Thoughts on Birthdays, and on Turning 69

by Nils Osmar. January 1, 2022
“Space and time, rather than separate and unrelated phenomena, are actually interwoven into a single continuum (called space-time) that spans multiple dimensions…” – paraphrasing Einstein
I woke up this morning, got up to start making some coffee, and remembered that it’s December 28th – another milestone. I turned 69 this morning, meaning that it’s been 69 years since the initial transition from living in the womb where I spent my first nine months, to being booted out when it was time to “leave home” and beginning a second life as a land animal of sorts.
Birthdays, for me, are a reminder that time really is passing at its own pre-set rate regardless of how we feel about it. I’ve always loved, and related to, Einstein’s concept of the space/time continuum. We perceive time passing, but this is a reflection of the intersection of our perceptions with our “location” within a preexisting continuum. The past and future are just as real as the present; but the present is the part of the continuum that we’re aware of as we move through life.
When I was young (in the 1950s/1960s part of the continuum), it seemed like adults were a different species than kids. The kids I knew, whatever their issues or problems, seemed perceptive and alive. They were already themselves, but were learning and changing in genuine ways day to day. Most adults (like many of my school teachers) seemed stuck and mentally sluggish by comparison.
The idea of becoming like the adults I saw around me was a little alarming. (What they seemed like appeared to me as a sample of “growing older”.) I was hoping to find a way to stay “who I was”, not get like them. I knew I’d have to grow up, move out, become independent as the years went by, but I didn’t want to become “old” or stuck mentally along the way.

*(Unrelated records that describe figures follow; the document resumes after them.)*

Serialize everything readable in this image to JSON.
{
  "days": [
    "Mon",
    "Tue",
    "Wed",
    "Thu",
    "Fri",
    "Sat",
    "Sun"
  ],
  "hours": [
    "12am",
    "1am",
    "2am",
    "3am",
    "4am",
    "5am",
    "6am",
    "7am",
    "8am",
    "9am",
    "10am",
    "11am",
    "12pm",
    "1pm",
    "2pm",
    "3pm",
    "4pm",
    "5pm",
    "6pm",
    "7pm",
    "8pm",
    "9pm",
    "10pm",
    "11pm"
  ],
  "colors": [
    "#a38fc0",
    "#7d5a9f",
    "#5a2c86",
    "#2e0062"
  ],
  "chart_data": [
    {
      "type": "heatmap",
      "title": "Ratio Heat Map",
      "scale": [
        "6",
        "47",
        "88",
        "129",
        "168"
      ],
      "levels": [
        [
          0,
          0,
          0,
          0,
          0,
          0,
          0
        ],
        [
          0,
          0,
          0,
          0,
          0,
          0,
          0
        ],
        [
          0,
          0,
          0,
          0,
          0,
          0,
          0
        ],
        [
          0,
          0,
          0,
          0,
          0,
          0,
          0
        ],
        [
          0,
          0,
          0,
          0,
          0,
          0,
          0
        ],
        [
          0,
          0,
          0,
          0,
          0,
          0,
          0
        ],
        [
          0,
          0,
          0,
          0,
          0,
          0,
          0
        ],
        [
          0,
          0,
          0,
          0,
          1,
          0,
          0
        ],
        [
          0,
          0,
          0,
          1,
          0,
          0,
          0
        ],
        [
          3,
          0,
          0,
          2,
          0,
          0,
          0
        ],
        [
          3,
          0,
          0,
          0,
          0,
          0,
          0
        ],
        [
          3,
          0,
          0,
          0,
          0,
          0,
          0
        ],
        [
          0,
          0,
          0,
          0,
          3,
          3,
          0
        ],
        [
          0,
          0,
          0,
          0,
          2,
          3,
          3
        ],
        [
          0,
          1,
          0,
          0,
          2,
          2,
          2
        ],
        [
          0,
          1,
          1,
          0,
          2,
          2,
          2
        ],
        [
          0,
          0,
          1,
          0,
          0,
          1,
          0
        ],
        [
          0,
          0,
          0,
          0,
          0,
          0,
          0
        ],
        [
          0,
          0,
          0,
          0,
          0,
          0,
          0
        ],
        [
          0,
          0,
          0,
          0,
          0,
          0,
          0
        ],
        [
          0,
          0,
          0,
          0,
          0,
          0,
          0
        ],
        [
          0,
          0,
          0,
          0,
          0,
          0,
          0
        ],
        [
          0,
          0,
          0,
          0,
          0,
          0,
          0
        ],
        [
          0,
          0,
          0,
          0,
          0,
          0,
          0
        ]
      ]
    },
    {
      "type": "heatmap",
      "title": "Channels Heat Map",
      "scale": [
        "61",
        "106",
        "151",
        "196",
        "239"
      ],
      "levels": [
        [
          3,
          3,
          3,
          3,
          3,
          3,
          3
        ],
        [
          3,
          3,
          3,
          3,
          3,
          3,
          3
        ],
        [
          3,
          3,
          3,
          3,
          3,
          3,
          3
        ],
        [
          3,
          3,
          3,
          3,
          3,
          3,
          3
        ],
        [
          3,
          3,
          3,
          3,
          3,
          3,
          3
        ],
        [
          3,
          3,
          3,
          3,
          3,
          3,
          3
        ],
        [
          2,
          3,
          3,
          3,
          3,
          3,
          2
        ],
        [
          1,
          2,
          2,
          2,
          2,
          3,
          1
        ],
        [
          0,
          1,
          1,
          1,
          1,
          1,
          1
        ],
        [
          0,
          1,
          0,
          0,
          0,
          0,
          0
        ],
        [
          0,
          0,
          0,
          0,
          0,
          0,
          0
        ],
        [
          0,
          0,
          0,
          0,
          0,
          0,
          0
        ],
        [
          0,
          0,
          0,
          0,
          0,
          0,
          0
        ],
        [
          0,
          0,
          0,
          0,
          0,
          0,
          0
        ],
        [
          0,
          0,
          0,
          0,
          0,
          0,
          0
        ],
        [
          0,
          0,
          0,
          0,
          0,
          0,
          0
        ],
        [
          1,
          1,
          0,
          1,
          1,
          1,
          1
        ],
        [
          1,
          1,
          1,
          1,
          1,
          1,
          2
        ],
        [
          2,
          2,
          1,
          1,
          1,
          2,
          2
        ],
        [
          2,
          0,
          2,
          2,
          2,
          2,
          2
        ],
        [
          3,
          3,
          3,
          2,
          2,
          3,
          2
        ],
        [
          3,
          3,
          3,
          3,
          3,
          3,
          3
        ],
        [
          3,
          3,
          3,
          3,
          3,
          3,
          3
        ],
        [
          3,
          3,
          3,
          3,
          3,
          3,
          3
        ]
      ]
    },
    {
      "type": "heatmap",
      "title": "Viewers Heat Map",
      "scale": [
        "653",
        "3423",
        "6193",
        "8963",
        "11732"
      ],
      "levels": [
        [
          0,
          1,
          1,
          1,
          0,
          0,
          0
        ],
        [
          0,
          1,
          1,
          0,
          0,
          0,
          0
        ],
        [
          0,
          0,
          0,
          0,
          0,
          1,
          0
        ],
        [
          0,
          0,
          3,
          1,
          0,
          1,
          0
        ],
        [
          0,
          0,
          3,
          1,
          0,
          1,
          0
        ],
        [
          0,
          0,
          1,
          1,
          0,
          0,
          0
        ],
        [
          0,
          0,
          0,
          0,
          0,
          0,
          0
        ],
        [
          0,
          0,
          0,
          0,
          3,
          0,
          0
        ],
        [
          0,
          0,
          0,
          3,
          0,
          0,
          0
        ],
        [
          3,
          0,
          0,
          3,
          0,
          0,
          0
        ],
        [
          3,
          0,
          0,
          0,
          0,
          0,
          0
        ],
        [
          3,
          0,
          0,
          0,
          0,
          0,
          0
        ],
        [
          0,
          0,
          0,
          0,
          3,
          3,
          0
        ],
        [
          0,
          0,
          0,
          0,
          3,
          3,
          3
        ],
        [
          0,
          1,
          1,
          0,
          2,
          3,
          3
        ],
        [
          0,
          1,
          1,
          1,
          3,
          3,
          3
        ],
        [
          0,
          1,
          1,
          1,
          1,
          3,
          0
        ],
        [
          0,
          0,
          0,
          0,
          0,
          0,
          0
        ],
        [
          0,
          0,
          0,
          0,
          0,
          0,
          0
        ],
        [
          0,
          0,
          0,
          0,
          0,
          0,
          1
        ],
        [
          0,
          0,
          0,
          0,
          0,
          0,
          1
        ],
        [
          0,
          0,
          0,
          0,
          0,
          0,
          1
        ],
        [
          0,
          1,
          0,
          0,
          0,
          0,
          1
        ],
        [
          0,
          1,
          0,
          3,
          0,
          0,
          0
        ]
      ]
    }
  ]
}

When I think about anti-aging, that’s still part of it for me; not just staying healthy, staying mobile, and staying mentally sharp and clear as the years go by, but staying “alive” in the same sense that I was, and we all were, when we were kids (or reconnecting to that level of being alive, to the extent that we’ve lost touch with it as years went by). I’d be happy to live to be 120 or 200 or to live forever if it works out that way, but in the meantime, I’m happy if I can stay sharp and flexible and live in the moment in a way that’s similar to what it was like when I was a kid.